The musical on immigrant Hamilton asks who will tell the story. We may well ask who will tell New York’s story. Who will care about these anniversaries? Will they be the legacy of a dwindling number of upstate descendants and Manhattan elitists and antiquarians? Will immigrants today connect with immigrants of the past? Will newcomers to the state become rooted in the history of their new home? Will America’s past become part of their past?

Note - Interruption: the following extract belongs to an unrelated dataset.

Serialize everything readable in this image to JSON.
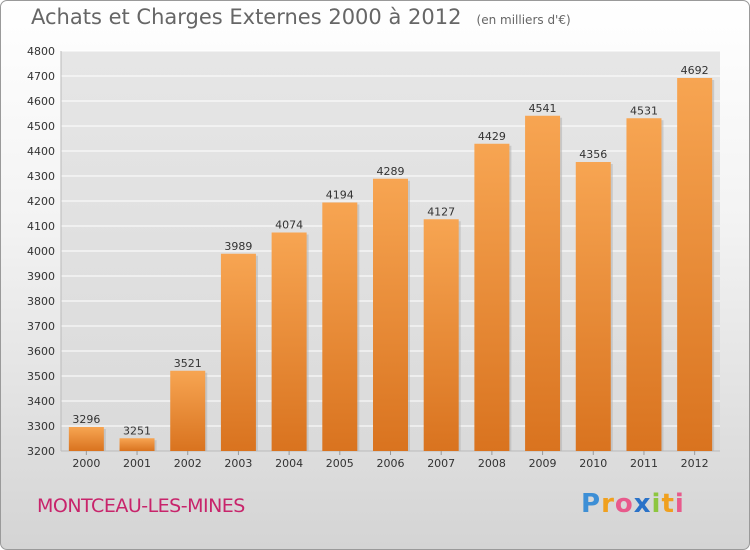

The challenge facing New York to transform immigrants into New York Americans is one the state has faced before. So far we have been successful but past success doesn’t guarantee future results. The question, of course, is one not only facing New York but the country as whole. The pace, as always is faster in New York with the depopulation of upstate and the immigrant growth downstate. New York also brings to bear a 400-year story of colonial and national history as well as millennia of Indian history. Truly our story is one from ice age to global warming. If ever there was a need for a New York State governor with a vision on an issue of national importance, now is the time. Remembering our history helps build a path to a better tomorrow for all who live here. Who will tell our story? What happens if no one does?